ENH DEFENDE QUE AS MULHERES SÃO INDISPENSÁVEIS NA ECONOMIA

O Presidente do Conselho de Administração (PCA) da Empresa Nacional de Hidrocarbonetos (ENH), Rudêncio Morais, defendeu há dias, em Maputo, que a participação das mulheres na economia nacional é indispensável, tendo destacado, em particular, a indústria de petróleo e gás.

Rudêncio Morais falava durante a conferência “Mulheres na Economia”, promovida pelo Fundo para o Desenvolvimento da Comunidade (FDC), no painel subordinado ao tema “Conteúdo Local como Motor de Desenvolvimento Sustentável no Sector de Petróleo e Gás: O Lugar Estratégico das Mulheres”, perante uma audiência constituída por líderes empresariais, fornecedores e demais actores da sociedade.

Na sua intervenção, o PCA da ENH começou por elogiar a promulgação da Lei de Conteúdo Local, afirmando que Moçambique deu um passo importante na promoção da participação nacional na indústria de hidrocarbonetos e que esta lei trará vantagens para as mulheres por elas constituírem uma percentagem expressiva do tecido empresarial moçambicano.

Morais falou ainda do Programa Linkar, uma iniciativa lançada pela ENH em 2023, em parceria com a Women Entrepreneurs Finance Initiative (We-Fi/AFAWA), para reforçar a participação das empresas nacionais na cadeia de valor da indústria de petróleo e gás através do fortalecimento das capacidades das Pequenas e Médias Empresas nacionais, com especial atenção ao empreendedorismo feminino.
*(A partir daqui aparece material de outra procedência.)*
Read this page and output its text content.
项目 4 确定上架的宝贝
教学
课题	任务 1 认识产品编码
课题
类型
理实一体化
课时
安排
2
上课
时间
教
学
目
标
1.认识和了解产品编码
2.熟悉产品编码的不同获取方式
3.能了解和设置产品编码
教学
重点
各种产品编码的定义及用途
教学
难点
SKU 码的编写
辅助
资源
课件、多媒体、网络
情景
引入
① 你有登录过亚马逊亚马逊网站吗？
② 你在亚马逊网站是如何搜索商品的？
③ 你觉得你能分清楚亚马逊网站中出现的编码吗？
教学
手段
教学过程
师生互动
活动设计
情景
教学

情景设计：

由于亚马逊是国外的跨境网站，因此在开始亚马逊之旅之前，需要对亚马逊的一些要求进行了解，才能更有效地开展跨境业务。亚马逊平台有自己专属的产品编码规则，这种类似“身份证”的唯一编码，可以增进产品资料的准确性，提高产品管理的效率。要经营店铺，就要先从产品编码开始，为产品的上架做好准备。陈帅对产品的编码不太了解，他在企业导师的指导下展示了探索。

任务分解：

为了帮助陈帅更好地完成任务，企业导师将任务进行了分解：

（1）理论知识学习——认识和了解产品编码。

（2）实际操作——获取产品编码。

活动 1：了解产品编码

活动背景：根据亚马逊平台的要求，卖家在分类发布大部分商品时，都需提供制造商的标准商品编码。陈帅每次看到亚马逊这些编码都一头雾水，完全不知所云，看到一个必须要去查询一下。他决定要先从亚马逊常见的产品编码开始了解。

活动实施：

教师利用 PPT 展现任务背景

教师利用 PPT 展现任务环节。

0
Morais revelou que o Programa Linkar dispõe actualmente de uma base de dados de 270 empresas registadas, das quais 79 pertencem a mulheres, o equivalente a 30 por cento, e que o programa apoia a formalização de empresas em Cabo Delgado e Inhambane, promove processos de certificação internacional, nomeadamente a ISO 9001, e capacita PME para responderem aos padrões exigidos pela indústria.

“Estes indicadores demonstram que a participação das mulheres não constitui um objectivo secundário. Faz parte da estratégia de desenvolvimento do conteúdo local da ENH, porque acreditamos que o crescimento da indústria só terá verdadeiro impacto quando criar oportunidades concretas para todos os moçambicanos”, afirmou.

O PCA destacou ainda o papel histórico e transformador da mulher na sociedade, sublinhando que a liderança feminina deve ser fortalecida pela capacitação e parcerias estratégicas. “A mulher na economia não é sobre preencher a quota. É, sim, sobre competitividade, qualidade, diferencial e inclusão deste segmento que perfaz mais de 50 por cento da população moçambicana. E para que o país chegue mais longe, ela precisa de ser acompanhada por oportunidades e compromissos”, afirmou.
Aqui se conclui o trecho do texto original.